You can no longer videotape or photograph the delivery process. This is purely for liability reasons; one less bit of evidence that can be used against the hospital. Now, if something goes wrong, it is the word of trained medical personel versus a woman who in in pain and not all there and a very distracted father. It is an effective way to stack the deck against the parents in case of a lawsuit.

Most of the women go along with all of this. I believe that because my wife works in the hospital she feel compelled to do so to a large extent. As things stand now, it will be me alone with her. No doula, or childbirth coach to help. No advocate, because the message is clear: a doula is "welcome" in the room, but nobody does it.

That frightens me because I think it would be helpful to have someone in our corner, working for us.

I don't think any medical person would ever work to harm my wife.
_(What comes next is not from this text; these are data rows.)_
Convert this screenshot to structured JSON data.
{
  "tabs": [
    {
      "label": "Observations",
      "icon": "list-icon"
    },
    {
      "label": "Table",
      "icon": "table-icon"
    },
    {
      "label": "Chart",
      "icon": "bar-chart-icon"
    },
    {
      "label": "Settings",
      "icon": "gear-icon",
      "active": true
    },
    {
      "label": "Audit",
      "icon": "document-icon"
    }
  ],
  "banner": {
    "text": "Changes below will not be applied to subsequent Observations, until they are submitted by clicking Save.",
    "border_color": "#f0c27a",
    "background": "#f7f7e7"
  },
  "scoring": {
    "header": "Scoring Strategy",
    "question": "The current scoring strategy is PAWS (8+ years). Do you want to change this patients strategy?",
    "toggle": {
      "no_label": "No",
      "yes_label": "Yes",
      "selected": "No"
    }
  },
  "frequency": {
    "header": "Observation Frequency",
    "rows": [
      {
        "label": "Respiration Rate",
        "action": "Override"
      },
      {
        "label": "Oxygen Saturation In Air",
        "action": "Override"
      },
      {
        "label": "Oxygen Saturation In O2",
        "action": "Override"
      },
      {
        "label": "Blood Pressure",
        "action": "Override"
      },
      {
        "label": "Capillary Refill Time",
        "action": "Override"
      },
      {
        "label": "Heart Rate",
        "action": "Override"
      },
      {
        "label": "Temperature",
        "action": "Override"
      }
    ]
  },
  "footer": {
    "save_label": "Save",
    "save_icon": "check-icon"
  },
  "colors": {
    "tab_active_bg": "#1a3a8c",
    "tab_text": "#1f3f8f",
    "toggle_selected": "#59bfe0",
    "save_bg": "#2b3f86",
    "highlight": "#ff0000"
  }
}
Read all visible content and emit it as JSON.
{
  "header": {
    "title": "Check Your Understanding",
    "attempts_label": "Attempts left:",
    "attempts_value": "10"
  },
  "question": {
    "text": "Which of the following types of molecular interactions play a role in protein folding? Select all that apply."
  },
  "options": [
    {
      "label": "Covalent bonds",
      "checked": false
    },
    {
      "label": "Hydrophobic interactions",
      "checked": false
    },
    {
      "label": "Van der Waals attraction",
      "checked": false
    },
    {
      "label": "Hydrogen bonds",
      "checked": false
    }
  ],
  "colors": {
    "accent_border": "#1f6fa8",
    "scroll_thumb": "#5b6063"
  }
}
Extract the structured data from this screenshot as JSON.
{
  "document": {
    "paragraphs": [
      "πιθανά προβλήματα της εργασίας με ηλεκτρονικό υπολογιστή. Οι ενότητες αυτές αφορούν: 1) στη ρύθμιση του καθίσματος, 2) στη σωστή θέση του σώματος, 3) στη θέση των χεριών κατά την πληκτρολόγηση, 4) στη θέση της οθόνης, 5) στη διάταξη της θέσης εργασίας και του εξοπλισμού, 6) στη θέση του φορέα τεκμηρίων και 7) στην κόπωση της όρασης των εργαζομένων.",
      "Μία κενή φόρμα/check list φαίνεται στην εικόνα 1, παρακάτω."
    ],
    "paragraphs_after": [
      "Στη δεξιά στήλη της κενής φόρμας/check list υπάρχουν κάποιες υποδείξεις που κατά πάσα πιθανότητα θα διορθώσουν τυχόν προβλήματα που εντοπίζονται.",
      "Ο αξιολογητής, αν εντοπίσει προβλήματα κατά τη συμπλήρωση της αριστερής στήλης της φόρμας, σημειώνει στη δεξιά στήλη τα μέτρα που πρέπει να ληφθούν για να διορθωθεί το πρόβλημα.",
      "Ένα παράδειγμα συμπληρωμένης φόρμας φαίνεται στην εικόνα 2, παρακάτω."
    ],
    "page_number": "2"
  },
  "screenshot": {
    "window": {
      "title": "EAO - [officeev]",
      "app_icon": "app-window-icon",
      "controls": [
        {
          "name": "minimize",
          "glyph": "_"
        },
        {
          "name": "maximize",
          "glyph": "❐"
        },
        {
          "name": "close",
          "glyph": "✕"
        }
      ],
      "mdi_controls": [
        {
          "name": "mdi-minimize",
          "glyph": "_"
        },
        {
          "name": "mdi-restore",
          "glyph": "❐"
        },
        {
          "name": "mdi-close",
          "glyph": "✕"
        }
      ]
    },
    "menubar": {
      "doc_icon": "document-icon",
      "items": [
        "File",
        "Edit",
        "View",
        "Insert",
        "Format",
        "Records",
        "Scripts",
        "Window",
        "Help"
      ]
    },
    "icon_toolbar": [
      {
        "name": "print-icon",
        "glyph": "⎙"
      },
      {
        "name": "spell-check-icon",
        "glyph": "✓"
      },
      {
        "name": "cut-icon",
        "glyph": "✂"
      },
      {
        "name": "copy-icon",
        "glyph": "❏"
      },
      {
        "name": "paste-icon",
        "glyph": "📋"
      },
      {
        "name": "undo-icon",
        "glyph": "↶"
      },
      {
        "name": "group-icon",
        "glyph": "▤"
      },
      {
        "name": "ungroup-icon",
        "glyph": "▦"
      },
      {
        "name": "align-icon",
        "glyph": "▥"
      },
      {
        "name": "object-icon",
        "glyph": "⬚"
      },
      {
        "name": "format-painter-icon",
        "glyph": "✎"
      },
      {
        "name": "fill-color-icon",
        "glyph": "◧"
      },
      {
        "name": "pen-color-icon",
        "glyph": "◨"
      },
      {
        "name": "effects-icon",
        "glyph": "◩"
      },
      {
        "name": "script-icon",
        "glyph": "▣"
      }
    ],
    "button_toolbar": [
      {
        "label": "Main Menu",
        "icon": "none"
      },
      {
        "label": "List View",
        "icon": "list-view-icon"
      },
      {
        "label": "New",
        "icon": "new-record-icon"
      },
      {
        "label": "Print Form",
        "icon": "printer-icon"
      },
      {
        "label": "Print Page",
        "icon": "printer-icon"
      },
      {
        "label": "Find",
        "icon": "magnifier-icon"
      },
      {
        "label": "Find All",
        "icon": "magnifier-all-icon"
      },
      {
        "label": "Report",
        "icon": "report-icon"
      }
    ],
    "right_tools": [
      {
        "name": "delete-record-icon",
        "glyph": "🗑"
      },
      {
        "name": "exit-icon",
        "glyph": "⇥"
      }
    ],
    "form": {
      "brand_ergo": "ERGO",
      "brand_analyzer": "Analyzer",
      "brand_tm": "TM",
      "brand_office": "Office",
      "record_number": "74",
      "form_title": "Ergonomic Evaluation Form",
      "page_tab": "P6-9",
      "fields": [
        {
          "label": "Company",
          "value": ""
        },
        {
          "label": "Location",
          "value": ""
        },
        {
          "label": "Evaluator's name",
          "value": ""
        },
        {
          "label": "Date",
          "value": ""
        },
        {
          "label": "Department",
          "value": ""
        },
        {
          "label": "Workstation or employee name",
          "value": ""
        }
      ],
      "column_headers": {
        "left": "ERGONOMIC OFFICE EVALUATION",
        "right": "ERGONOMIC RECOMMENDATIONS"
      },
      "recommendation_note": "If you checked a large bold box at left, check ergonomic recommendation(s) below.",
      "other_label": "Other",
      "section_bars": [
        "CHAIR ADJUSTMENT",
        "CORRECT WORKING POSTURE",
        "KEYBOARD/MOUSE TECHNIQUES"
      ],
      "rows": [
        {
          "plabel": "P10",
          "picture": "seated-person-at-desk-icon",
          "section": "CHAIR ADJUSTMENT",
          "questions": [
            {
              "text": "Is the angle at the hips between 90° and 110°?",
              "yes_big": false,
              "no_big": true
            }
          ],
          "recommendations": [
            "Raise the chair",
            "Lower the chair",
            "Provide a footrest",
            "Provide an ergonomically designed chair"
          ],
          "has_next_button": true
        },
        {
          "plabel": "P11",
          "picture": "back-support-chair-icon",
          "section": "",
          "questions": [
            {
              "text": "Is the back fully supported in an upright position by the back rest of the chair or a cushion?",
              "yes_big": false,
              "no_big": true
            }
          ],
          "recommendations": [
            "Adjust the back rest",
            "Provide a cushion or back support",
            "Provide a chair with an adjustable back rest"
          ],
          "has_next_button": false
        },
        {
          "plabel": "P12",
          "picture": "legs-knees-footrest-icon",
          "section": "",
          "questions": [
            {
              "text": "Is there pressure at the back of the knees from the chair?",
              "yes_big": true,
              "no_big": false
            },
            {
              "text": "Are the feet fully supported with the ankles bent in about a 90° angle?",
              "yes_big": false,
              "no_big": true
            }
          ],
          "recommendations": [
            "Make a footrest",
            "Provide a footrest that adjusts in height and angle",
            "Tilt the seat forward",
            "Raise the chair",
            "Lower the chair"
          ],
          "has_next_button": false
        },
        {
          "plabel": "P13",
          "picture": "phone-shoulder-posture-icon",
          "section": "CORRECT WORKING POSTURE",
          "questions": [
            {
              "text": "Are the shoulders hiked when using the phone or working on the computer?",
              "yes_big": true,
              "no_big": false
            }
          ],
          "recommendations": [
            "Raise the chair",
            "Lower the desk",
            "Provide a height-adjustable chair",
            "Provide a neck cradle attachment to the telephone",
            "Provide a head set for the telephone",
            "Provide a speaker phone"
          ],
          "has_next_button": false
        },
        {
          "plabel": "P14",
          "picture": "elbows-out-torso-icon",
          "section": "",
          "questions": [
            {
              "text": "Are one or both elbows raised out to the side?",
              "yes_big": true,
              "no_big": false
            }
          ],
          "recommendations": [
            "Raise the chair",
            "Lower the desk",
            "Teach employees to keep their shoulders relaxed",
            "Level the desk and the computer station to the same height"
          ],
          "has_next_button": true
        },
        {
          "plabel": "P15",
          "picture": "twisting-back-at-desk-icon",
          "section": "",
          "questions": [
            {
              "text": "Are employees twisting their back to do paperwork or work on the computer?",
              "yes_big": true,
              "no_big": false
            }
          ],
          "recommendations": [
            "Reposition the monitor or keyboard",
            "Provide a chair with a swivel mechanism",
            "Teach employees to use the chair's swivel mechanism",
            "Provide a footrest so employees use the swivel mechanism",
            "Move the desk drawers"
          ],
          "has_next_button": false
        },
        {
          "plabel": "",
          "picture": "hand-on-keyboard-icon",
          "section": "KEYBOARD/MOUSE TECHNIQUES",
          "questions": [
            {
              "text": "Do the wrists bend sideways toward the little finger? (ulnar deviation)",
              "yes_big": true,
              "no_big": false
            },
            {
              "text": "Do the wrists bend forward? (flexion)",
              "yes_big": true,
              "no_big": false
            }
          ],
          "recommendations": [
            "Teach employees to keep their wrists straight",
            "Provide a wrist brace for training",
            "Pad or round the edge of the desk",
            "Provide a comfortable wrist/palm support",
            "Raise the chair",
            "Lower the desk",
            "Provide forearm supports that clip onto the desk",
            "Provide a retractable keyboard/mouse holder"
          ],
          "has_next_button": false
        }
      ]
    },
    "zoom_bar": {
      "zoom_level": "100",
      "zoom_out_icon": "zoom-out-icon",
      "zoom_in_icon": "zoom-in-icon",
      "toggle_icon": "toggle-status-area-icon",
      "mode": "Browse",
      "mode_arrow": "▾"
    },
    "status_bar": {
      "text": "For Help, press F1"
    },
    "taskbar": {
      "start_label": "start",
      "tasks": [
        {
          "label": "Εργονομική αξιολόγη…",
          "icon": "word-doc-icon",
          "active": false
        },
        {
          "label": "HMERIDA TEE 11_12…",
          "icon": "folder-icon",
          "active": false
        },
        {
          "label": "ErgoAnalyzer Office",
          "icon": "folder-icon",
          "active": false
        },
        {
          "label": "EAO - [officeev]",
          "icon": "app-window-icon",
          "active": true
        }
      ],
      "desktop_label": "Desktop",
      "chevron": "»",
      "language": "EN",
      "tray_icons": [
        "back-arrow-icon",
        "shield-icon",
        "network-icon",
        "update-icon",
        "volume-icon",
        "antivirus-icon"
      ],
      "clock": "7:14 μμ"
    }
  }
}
But I do believe that when things go wrong, there is a strong instinct to cover your ass. I want one person there who is not emotionally tied to the event who can speak for us, and we will not have that.

The mother must give birth in the bed, which makes great sense for the medical team and completely ignores four hundred millenia of women giving birth squatting, where gravity acts as a natural aid to childbirth. The mother must also have an IV, because we all know that throughout history every single woman who tried to give birth to a child without and IV died in childbirth. Okay, that is pure hyperbole, but I think you see where I am coming from. I am feeling very railroaded into a process that I am not very comfortable with without much say at all.

On the other hand, Laura is comfortable with it. She is a nurse, she knows hospitals. She'll know the nurses and doctors. So maybe I should just have a nice cup of Shut The Fuck Up because when it comes to childbirth, my opinion, and rightly so, counts for zero.